The being that is beyond him wants us to come home,we are deep inside sparks of it's own kind. Those sparks of us who want to ascend and be free want to go home to mother. But we are trapped here, encased in a fragile corruptible shell,and it wants to stay here,play games and survive forever and win.This is the nature of dense dark materiality that feels like bondage to light. Delusions about light,love and oneness is one way dark demiurges trap us here.It holds us for as long as it can,it deludes us by lying about it's nature,claiming to be the ONLY god,it holds us hostage with our own goodness, duty service,kindness,compassion,.So by saying we chose to be here, the demiurge is hoping the next time we die we might stay with it mired here in the dark forever,doing service to him feeling pain so this half crazy god with no fire of his own inside can live by parasiting off our energy,It is what limits us lies, makes us react with fear and hate because that is what it feeds on,to feel alive and feel in control ,because he uses what was stolen from the being beyond him...because he doesn't have it or generate it because he is dead spiritless.

I don't like 99% of the bible but there are a few pieces of wisdom that wasn't edited out.

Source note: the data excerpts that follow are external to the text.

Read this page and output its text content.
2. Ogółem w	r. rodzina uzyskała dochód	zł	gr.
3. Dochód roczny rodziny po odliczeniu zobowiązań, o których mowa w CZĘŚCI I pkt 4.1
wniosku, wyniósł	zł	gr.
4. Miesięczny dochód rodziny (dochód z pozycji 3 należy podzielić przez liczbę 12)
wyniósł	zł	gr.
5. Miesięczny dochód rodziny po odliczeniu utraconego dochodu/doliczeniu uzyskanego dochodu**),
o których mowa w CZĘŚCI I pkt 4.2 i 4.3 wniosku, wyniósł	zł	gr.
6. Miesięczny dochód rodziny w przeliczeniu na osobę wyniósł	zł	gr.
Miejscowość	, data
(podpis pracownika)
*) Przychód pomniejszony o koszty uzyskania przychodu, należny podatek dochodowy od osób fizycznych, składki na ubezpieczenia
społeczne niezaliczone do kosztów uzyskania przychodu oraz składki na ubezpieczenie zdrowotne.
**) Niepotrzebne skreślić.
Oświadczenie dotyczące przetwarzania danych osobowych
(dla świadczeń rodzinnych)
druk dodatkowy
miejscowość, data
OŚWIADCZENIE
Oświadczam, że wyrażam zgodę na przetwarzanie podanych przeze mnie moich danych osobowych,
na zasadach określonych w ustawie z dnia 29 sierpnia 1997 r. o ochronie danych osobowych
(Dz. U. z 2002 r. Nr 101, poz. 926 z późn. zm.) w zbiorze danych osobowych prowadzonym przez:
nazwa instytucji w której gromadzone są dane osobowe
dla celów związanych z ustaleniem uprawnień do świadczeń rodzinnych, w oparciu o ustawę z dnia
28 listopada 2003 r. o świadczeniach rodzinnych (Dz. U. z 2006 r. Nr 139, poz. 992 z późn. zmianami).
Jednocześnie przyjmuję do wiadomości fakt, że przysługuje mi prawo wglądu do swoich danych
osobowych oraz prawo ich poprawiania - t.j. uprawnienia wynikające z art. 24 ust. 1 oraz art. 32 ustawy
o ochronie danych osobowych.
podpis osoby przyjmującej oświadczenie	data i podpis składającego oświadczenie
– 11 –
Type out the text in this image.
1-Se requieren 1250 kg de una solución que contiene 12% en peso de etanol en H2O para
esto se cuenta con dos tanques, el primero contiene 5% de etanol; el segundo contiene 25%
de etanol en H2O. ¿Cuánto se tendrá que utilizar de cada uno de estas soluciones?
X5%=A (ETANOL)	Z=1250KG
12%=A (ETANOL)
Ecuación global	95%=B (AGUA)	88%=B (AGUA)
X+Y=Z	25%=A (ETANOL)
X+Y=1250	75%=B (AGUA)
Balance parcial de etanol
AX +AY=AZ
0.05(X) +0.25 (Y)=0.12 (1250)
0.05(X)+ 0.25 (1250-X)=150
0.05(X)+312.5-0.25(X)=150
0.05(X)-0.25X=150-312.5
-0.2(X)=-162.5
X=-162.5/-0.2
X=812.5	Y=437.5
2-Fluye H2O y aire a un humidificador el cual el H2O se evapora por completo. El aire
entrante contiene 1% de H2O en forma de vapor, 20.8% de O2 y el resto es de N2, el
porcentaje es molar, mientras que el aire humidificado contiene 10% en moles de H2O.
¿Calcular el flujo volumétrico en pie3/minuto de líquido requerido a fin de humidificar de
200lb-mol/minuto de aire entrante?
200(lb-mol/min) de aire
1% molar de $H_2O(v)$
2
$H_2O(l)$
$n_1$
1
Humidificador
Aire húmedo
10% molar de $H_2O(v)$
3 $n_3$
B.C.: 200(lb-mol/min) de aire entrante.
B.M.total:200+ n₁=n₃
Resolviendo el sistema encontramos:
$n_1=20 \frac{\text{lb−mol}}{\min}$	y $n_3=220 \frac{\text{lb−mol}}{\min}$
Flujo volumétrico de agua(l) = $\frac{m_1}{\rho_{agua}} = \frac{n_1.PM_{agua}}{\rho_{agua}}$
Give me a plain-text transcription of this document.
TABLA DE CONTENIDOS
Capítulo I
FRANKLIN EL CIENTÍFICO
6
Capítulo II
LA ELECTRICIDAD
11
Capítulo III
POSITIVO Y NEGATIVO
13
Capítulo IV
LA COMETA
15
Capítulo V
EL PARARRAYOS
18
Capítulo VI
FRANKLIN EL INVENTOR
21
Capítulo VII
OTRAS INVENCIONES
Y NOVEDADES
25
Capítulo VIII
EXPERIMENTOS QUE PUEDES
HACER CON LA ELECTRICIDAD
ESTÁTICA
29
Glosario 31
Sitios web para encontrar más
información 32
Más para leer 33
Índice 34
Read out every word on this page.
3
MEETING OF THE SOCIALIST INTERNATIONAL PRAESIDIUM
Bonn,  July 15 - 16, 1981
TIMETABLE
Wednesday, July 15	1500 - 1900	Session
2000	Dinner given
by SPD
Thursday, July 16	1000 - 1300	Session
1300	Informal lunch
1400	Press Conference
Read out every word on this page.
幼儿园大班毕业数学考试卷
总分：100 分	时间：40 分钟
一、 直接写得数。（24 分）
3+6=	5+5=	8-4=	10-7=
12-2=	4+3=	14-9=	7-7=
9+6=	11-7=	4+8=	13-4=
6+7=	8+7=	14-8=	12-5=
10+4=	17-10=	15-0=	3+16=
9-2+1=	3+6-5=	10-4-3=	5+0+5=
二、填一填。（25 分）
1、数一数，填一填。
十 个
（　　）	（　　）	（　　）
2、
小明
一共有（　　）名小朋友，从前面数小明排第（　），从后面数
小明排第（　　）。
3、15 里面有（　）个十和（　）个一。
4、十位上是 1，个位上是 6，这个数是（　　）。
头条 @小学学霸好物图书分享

It said Satan controls this Earth
That Satan is the demiurge none other than the arrogant, allegedly omnipotent liar,One god.
>
>And we are it.

Yep and we is two gods in one body..One part light beyond trying to ascend, one part varying degrees of sick in my observation.
We are a sick,shattered,tortured god of a divided heart.Half wanting to stay half wanting to go home.Torture,the evil part (not the shadow self) caused this,The God that claims to be the one god,the god of vengeance and domination.The Yahweh who is half blind and denies anything could be beyond him,holds us in bondage and all of creation groans.
Sometimes you can't reclaim it all. Sometimes you have to amputate the gangrenous limb that causes your fever delusions and let it go to it's kind,the outer dark.
To force dark into light would torture it and recreate for it the need to descend away further into dark(which would be the opposite to our ascension).Long ago before the roman emperors got at the texts of the bible and edited it to suit their state control designs,the bible was Gnostic.It was dualist. The more authoritarian power structures of this world are threatened by dualism. Because dualism recognizes that a dominator(worldly or spiritual ) has no authority over your own godhood and your perceptions of what is.A dominator called THE ONE has no right to take your light and merge it into itself just because it thinks it is 'good' when even it's own words reek of corruption abuse and too human arrogance. I real god/dess is far above saying vengeance is mine..
Please don't give me platitudes I have heard countless times before,please consider what I am saying and what it means.Talk to me,not at me.